A glamorous business lady I sat next to on the plane was keen to take me into town - close to the area controlled by Islamist fighters. "I'll just pop out and get you a full Islamic dress - black niqab to cover your body and face, gloves for your hands and socks for your feet". I was worried about my blue eyes, and about the fact that the BBC would be most unhappy with my excursion, so I politely declined.

Once I arrived in Somaliland, things were completely different. No scary-looking security men, no peacekeepers -- just peace. It seemed strange that the Somali territory with a functioning democracy, a thriving economy, and safety on the streets, was the area nobody in the world was willing to recognise.

People were in a state of high excitement about the referendum on independence for southern Sudan. 'Our turn will be next', they said. But outside Somaliland, many Somalis are completely opposed to the idea of any part of their country breaking away.

I was under no obligation in Somaliland to cover myself with thick black material. Most of the women wore the traditional Somali dress of brightly coloured robes and scarves, billowing in the breeze. Some wore veils over their faces, but I was told this was more a matter of fashion than religious observance. As one man said, "Some of the naughtiest girls in the land wear niqab".

The day after I arrived in Somaliland, the Al Qaeda-linked group, Al Shabaab, which controls much of Somalia, issued a new order. 'Men and women are no longer allowed to chat in public; they are no longer permitted to shake hands'. Now chatting and shaking hands - actually kissing hands, is an integral part of Somali culture. And in Somaliland, there is plenty of both.

The people are romantic; long, lyrical poems are central to the Somali way of life, and those that are not about war or camels, tend to be about love. People flirt with each other in Somaliland - in a delicate and sophisticated way. One man was receiving poetic nightly text messages from an unknown admirer.

Another thing that struck me about Somaliland was how dramatically the capital, Hargeisa, had changed since the last time I visited. In 1988, the city was reduced to a pile of rubble and human bones after systematic aerial bombardment by Somali government warplanes trying to crush a rebellion. Hargeisa was called 'the Dresden of Africa'.

Two decades later, the city is flourishing. I stood on a hill overlooking Hargeisa  There were new buildings as far as my eye could see, in every direction. I met a woman who had built a hospital on top of a mass grave, the place where executions used to be carried out.

Somalilanders are coming home from exile to invest and help the territory develop. One man - who works as a psychiatrist in Canada - gives up several weeks of his time for free every year to come treat mental patients because there aren't any psychiatrists in Somaliland.
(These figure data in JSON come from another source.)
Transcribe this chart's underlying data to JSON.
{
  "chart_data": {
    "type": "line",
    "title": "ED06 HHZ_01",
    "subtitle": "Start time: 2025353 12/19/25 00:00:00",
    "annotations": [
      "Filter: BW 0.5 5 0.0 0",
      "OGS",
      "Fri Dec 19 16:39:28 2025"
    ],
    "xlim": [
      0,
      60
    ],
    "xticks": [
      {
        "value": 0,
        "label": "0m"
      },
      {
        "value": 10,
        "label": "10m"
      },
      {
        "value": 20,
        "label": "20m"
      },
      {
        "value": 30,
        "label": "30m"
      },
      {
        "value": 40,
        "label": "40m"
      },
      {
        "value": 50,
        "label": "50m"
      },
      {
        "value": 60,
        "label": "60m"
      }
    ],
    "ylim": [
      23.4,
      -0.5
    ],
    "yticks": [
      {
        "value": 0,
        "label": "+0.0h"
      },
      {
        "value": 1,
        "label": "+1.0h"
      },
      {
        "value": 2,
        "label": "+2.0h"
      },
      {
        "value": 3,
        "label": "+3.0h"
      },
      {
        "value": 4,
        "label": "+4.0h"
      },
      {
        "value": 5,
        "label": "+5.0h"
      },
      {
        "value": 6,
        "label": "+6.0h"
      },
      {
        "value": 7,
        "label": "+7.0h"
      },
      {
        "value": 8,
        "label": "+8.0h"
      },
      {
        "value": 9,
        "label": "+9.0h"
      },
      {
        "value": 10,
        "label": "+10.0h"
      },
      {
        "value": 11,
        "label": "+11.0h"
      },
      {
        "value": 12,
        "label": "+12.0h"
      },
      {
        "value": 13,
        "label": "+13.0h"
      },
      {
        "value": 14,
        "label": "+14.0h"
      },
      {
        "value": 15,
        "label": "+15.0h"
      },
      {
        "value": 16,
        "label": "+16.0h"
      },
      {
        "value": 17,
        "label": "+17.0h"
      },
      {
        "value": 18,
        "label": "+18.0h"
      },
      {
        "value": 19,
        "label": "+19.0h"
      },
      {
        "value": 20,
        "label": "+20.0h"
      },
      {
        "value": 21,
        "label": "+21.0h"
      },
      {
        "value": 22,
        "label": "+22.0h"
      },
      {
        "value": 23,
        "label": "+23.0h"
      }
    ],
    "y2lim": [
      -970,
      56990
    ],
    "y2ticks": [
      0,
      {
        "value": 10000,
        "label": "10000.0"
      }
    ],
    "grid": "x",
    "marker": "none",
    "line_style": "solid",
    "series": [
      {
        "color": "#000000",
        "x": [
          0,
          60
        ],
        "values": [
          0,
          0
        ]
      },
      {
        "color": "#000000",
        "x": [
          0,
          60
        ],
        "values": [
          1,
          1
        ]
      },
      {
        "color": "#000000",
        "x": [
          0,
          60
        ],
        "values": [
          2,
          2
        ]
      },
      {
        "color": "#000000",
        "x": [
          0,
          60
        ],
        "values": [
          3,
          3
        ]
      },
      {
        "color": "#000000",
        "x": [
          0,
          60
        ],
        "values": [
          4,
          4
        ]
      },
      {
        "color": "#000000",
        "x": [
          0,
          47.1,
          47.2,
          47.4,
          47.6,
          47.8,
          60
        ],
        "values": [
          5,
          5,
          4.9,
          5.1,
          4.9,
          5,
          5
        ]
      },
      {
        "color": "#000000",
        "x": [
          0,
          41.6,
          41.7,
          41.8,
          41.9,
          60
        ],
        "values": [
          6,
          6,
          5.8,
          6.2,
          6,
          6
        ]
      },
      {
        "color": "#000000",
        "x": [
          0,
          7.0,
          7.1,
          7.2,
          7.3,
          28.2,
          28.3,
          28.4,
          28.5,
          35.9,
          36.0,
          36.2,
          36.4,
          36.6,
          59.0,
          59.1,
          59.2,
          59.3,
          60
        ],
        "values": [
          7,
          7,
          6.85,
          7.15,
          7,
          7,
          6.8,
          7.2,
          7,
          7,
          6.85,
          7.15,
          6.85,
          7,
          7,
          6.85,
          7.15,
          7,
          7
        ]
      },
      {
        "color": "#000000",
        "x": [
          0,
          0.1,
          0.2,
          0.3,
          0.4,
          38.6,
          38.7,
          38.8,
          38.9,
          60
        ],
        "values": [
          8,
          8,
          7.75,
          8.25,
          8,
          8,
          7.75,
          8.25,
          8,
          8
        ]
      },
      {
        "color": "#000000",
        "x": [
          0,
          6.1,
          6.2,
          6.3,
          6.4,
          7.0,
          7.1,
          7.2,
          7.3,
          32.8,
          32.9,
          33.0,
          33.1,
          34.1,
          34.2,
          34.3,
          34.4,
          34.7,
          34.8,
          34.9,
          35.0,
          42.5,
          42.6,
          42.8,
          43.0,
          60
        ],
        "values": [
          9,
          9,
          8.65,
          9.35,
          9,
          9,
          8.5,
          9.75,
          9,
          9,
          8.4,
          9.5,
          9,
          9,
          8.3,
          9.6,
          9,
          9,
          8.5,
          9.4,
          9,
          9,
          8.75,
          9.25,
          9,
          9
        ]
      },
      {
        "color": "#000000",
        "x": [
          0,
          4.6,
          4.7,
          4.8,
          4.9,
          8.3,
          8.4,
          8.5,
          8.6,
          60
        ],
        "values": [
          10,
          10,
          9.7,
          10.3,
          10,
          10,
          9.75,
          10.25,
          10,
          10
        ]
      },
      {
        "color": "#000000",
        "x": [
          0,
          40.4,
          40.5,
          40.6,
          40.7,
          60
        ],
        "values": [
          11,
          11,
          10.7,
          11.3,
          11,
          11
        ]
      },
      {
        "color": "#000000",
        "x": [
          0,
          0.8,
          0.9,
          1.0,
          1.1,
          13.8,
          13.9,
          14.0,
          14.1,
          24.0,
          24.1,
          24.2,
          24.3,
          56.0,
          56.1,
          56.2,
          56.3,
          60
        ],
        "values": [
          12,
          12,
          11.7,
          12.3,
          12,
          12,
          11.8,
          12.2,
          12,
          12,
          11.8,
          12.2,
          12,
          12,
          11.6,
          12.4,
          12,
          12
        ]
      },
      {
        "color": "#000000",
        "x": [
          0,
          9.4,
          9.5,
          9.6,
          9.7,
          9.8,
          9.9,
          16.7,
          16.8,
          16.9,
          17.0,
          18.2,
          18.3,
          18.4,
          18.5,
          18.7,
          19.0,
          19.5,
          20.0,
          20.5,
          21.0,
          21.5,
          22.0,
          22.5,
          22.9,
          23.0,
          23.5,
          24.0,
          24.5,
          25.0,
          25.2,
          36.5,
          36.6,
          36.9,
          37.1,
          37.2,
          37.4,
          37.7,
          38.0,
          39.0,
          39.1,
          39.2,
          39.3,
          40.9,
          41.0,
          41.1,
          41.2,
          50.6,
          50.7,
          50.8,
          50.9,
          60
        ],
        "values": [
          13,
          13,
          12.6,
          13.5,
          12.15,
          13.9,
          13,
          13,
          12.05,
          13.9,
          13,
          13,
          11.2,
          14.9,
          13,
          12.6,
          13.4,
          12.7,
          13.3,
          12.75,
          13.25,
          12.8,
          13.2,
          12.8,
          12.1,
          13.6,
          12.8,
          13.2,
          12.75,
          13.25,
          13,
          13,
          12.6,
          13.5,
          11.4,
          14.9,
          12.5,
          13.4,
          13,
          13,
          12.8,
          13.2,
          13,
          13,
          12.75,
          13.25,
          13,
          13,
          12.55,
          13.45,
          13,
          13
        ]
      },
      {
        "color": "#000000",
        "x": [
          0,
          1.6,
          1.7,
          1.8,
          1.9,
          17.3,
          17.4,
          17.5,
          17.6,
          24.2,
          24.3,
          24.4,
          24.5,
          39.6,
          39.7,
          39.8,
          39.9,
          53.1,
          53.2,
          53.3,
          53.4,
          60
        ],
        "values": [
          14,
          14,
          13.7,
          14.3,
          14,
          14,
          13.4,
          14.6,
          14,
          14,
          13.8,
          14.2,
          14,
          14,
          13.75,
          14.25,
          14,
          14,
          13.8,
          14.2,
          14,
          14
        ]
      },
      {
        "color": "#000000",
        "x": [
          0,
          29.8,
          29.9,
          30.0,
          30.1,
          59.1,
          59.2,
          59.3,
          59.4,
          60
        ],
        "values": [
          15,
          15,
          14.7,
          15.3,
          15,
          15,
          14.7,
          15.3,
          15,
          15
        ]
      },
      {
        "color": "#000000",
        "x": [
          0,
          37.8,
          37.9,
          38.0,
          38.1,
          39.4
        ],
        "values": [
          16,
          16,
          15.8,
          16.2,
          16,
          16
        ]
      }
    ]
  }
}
Others - from Britain, the United States, the Gulf and Scandinavia - are setting up profitable businesses, but they are also filling gaps the government cannot fill.

Because it is not officially a country, Somaliland cannot get loans from international financial institutions to repair its shattered infrastructure. The government has no money. But things are happening. Business people are not keeping all their profits for themselves; they're building roads. The told me they also used to pay the salaries of the police force, and their petrol bills.

I walked across a bridge in the second city of Bur'ao; it spans a wide river bed, filled with rusting armoured personnel carriers, left behind after the civil war. The area used to be impassable in the rainy season, so people contributed what they could. A goat, a camel, a dollar. This, together with a bit of help from government and a lot of help from big business, resulted in the bridge.

It all seemed very far away from that cold little street in that remote part of London where I got my visa. But the Somaliland mission in the UK is a bit like Somaliland itself. It has set itself up on its own, without much help or interference from government or international institutions. And it's doing quite well, thank you.